Anthropic CEO Dario Amodei has refused to drop safety limits on the company’s Claude AI, putting a major government contract at risk. The Pentagon set a Friday deadline demanding Anthropic agree to “any lawful use” of its technology.
The dispute centers on two specific concerns: using Claude for mass domestic surveillance and powering fully autonomous weapons. Anthropic says both uses have never been part of its Pentagon contracts and should not be added now.
Amodei met with Defense Secretary Pete Hegseth earlier this week. The meeting ended without agreement, and the Pentagon sent revised contract language on Wednesday night.

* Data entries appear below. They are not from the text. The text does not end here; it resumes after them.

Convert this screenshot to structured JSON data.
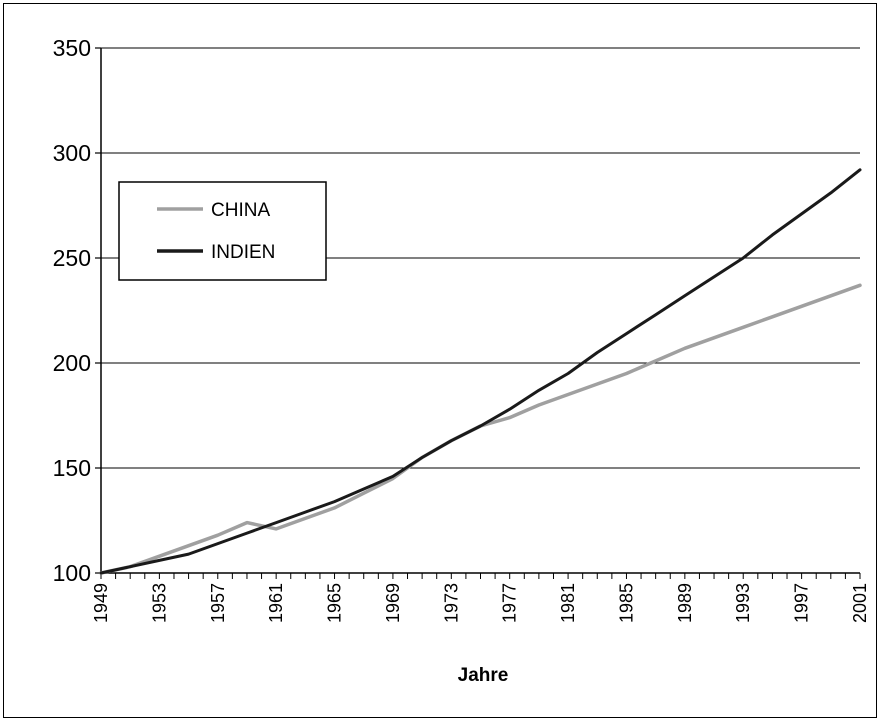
{
  "chart_data": {
    "type": "line",
    "title": "",
    "xlabel": "Jahre",
    "ylabel": "",
    "ylim": [
      100,
      350
    ],
    "xlim": [
      1949,
      2001
    ],
    "y_ticks": [
      100,
      150,
      200,
      250,
      300,
      350
    ],
    "x_tick_labels": [
      "1949",
      "1953",
      "1957",
      "1961",
      "1965",
      "1969",
      "1973",
      "1977",
      "1981",
      "1985",
      "1989",
      "1993",
      "1997",
      "2001"
    ],
    "grid": "horizontal",
    "legend_position": "upper-left",
    "series": [
      {
        "name": "CHINA",
        "color": "#a0a0a0",
        "points": [
          [
            1949,
            100
          ],
          [
            1951,
            103
          ],
          [
            1953,
            108
          ],
          [
            1955,
            113
          ],
          [
            1957,
            118
          ],
          [
            1959,
            124
          ],
          [
            1961,
            121
          ],
          [
            1963,
            126
          ],
          [
            1965,
            131
          ],
          [
            1967,
            138
          ],
          [
            1969,
            145
          ],
          [
            1971,
            155
          ],
          [
            1973,
            163
          ],
          [
            1975,
            170
          ],
          [
            1977,
            174
          ],
          [
            1979,
            180
          ],
          [
            1981,
            185
          ],
          [
            1983,
            190
          ],
          [
            1985,
            195
          ],
          [
            1987,
            201
          ],
          [
            1989,
            207
          ],
          [
            1991,
            212
          ],
          [
            1993,
            217
          ],
          [
            1995,
            222
          ],
          [
            1997,
            227
          ],
          [
            1999,
            232
          ],
          [
            2001,
            237
          ]
        ]
      },
      {
        "name": "INDIEN",
        "color": "#1a1a1a",
        "points": [
          [
            1949,
            100
          ],
          [
            1951,
            103
          ],
          [
            1953,
            106
          ],
          [
            1955,
            109
          ],
          [
            1957,
            114
          ],
          [
            1959,
            119
          ],
          [
            1961,
            124
          ],
          [
            1963,
            129
          ],
          [
            1965,
            134
          ],
          [
            1967,
            140
          ],
          [
            1969,
            146
          ],
          [
            1971,
            155
          ],
          [
            1973,
            163
          ],
          [
            1975,
            170
          ],
          [
            1977,
            178
          ],
          [
            1979,
            187
          ],
          [
            1981,
            195
          ],
          [
            1983,
            205
          ],
          [
            1985,
            214
          ],
          [
            1987,
            223
          ],
          [
            1989,
            232
          ],
          [
            1991,
            241
          ],
          [
            1993,
            250
          ],
          [
            1995,
            261
          ],
          [
            1997,
            271
          ],
          [
            1999,
            281
          ],
          [
            2001,
            292
          ]
        ]
      }
    ]
  }
}
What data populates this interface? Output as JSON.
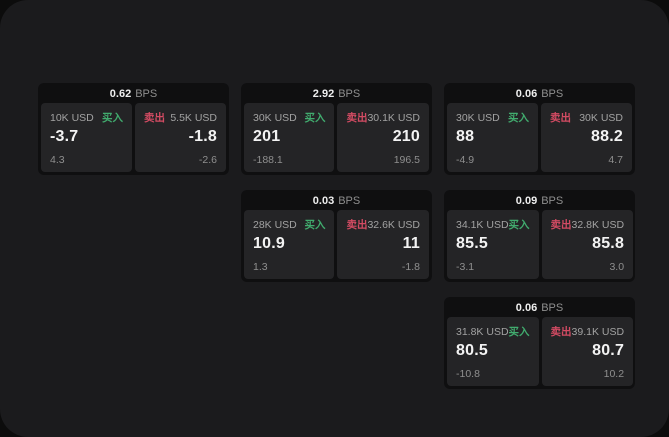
{
  "labels": {
    "bps": "BPS",
    "buy": "买入",
    "sell": "卖出"
  },
  "colors": {
    "page_bg": "#0c0c0c",
    "window_bg": "#1b1b1d",
    "card_bg": "#0f0f10",
    "panel_bg": "#242426",
    "buy_green": "#41ab6e",
    "sell_red": "#d34b63",
    "value_white": "#f3f3f3",
    "muted_gray": "#8f8f8f"
  },
  "cards": [
    {
      "bps": "0.62",
      "grid": {
        "row": 1,
        "col": 1
      },
      "buy": {
        "amount": "10K USD",
        "value": "-3.7",
        "sub": "4.3"
      },
      "sell": {
        "amount": "5.5K USD",
        "value": "-1.8",
        "sub": "-2.6"
      }
    },
    {
      "bps": "2.92",
      "grid": {
        "row": 1,
        "col": 2
      },
      "buy": {
        "amount": "30K USD",
        "value": "201",
        "sub": "-188.1"
      },
      "sell": {
        "amount": "30.1K USD",
        "value": "210",
        "sub": "196.5"
      }
    },
    {
      "bps": "0.06",
      "grid": {
        "row": 1,
        "col": 3
      },
      "buy": {
        "amount": "30K USD",
        "value": "88",
        "sub": "-4.9"
      },
      "sell": {
        "amount": "30K USD",
        "value": "88.2",
        "sub": "4.7"
      }
    },
    {
      "bps": "0.03",
      "grid": {
        "row": 2,
        "col": 2
      },
      "buy": {
        "amount": "28K USD",
        "value": "10.9",
        "sub": "1.3"
      },
      "sell": {
        "amount": "32.6K USD",
        "value": "11",
        "sub": "-1.8"
      }
    },
    {
      "bps": "0.09",
      "grid": {
        "row": 2,
        "col": 3
      },
      "buy": {
        "amount": "34.1K USD",
        "value": "85.5",
        "sub": "-3.1"
      },
      "sell": {
        "amount": "32.8K USD",
        "value": "85.8",
        "sub": "3.0"
      }
    },
    {
      "bps": "0.06",
      "grid": {
        "row": 3,
        "col": 3
      },
      "buy": {
        "amount": "31.8K USD",
        "value": "80.5",
        "sub": "-10.8"
      },
      "sell": {
        "amount": "39.1K USD",
        "value": "80.7",
        "sub": "10.2"
      }
    }
  ]
}
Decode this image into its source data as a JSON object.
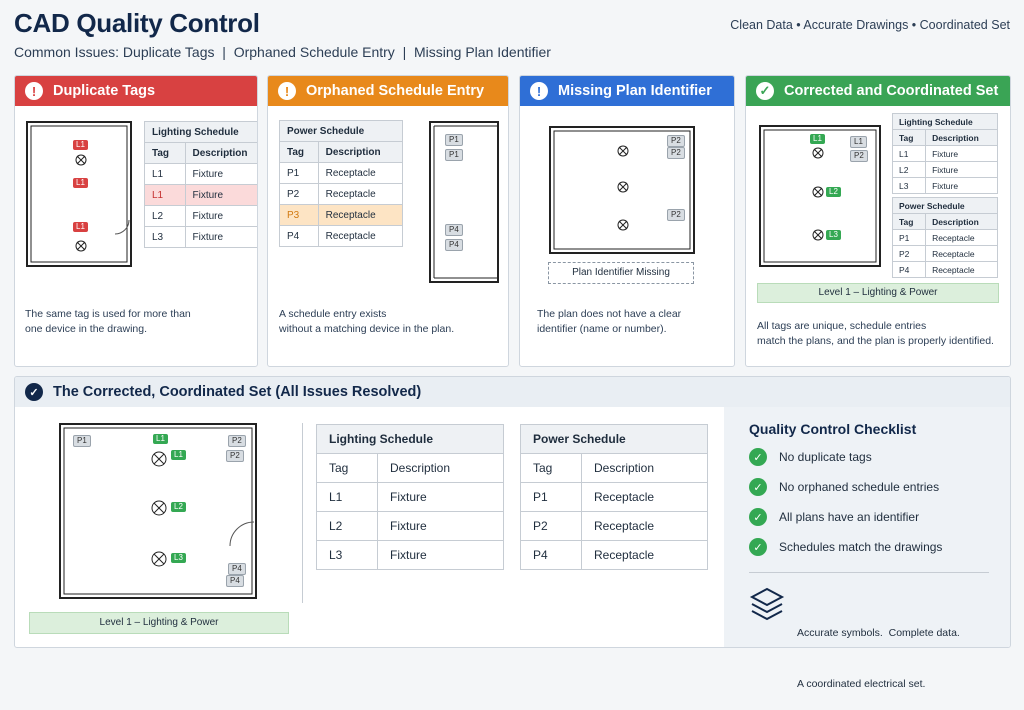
{
  "header": {
    "title": "CAD Quality Control",
    "subtitle": "Common Issues: Duplicate Tags  |  Orphaned Schedule Entry  |  Missing Plan Identifier",
    "tagline": "Clean Data  •  Accurate Drawings  •  Coordinated Set"
  },
  "colors": {
    "red": "#d84141",
    "orange": "#e8891b",
    "blue": "#2f6fd6",
    "green": "#3aa455",
    "navy": "#12284a"
  },
  "panels": [
    {
      "title": "Duplicate Tags",
      "icon": "exclamation-icon",
      "caption1": "The same tag is used for more than",
      "caption2": "one device in the drawing.",
      "schedule": {
        "title": "Lighting Schedule",
        "headers": [
          "Tag",
          "Description"
        ],
        "rows": [
          [
            "L1",
            "Fixture"
          ],
          [
            "L1",
            "Fixture"
          ],
          [
            "L2",
            "Fixture"
          ],
          [
            "L3",
            "Fixture"
          ]
        ]
      },
      "plan_tags": [
        "L1",
        "L1",
        "L1"
      ]
    },
    {
      "title": "Orphaned Schedule Entry",
      "icon": "exclamation-icon",
      "caption1": "A schedule entry exists",
      "caption2": "without a matching device in the plan.",
      "schedule": {
        "title": "Power Schedule",
        "headers": [
          "Tag",
          "Description"
        ],
        "rows": [
          [
            "P1",
            "Receptacle"
          ],
          [
            "P2",
            "Receptacle"
          ],
          [
            "P3",
            "Receptacle"
          ],
          [
            "P4",
            "Receptacle"
          ]
        ]
      },
      "plan_tags": [
        "P1",
        "P1",
        "P4",
        "P4"
      ]
    },
    {
      "title": "Missing Plan Identifier",
      "icon": "exclamation-icon",
      "caption1": "The plan does not have a clear",
      "caption2": "identifier (name or number).",
      "missing_label": "Plan Identifier Missing",
      "plan_tags": [
        "P2",
        "P2",
        "P2"
      ]
    },
    {
      "title": "Corrected and Coordinated Set",
      "icon": "check-icon",
      "caption1": "All tags are unique, schedule entries",
      "caption2": "match the plans, and the plan is properly identified.",
      "level_label": "Level 1 – Lighting & Power",
      "lighting": {
        "title": "Lighting Schedule",
        "headers": [
          "Tag",
          "Description"
        ],
        "rows": [
          [
            "L1",
            "Fixture"
          ],
          [
            "L2",
            "Fixture"
          ],
          [
            "L3",
            "Fixture"
          ]
        ]
      },
      "power": {
        "title": "Power Schedule",
        "headers": [
          "Tag",
          "Description"
        ],
        "rows": [
          [
            "P1",
            "Receptacle"
          ],
          [
            "P2",
            "Receptacle"
          ],
          [
            "P4",
            "Receptacle"
          ]
        ]
      },
      "plan_tags": [
        "L1",
        "L1",
        "P2",
        "L2",
        "L3"
      ]
    }
  ],
  "bottom": {
    "title": "The Corrected, Coordinated Set (All Issues Resolved)",
    "level_label": "Level 1 – Lighting & Power",
    "plan_tags": [
      "P1",
      "L1",
      "L1",
      "P2",
      "P2",
      "L2",
      "L3",
      "P4",
      "P4"
    ],
    "lighting": {
      "title": "Lighting Schedule",
      "headers": [
        "Tag",
        "Description"
      ],
      "rows": [
        [
          "L1",
          "Fixture"
        ],
        [
          "L2",
          "Fixture"
        ],
        [
          "L3",
          "Fixture"
        ]
      ]
    },
    "power": {
      "title": "Power Schedule",
      "headers": [
        "Tag",
        "Description"
      ],
      "rows": [
        [
          "P1",
          "Receptacle"
        ],
        [
          "P2",
          "Receptacle"
        ],
        [
          "P4",
          "Receptacle"
        ]
      ]
    },
    "checklist": {
      "title": "Quality Control Checklist",
      "items": [
        "No duplicate tags",
        "No orphaned schedule entries",
        "All plans have an identifier",
        "Schedules match the drawings"
      ]
    },
    "footer1": "Accurate symbols.  Complete data.",
    "footer2": "A coordinated electrical set."
  }
}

The Pentagon has not held back on threats. It warned it would cut Anthropic from defense contracts and label the company a “supply chain risk” — a designation typically reserved for suppliers in hostile nations.
A senior Pentagon official also told Reuters that Defense Secretary Hegseth would consider invoking the Defense Production Act. That law can force a company to serve national defense needs, even without its consent. Some legal experts have questioned whether that use of the act would be lawful.
Anthropic said it supports AI for lawful foreign intelligence work, but not domestic surveillance.
The financial stakes are real. The Pentagon has signed $200 million ceiling agreements with major AI labs including Anthropic, OpenAI, and Google over the past year.
If labeled a supply chain risk, defense contractors like Lockheed Martin could be barred from using Anthropic’s tools on Pentagon projects. The defense industrial base includes around 60,000 contractors.
Amodei said Anthropic offered to work with the Pentagon on R&D to improve AI reliability for defense use, but that offer was not accepted.
As of Thursday, the two sides remained at an impasse with the 5:01 p.m. Friday deadline still in place.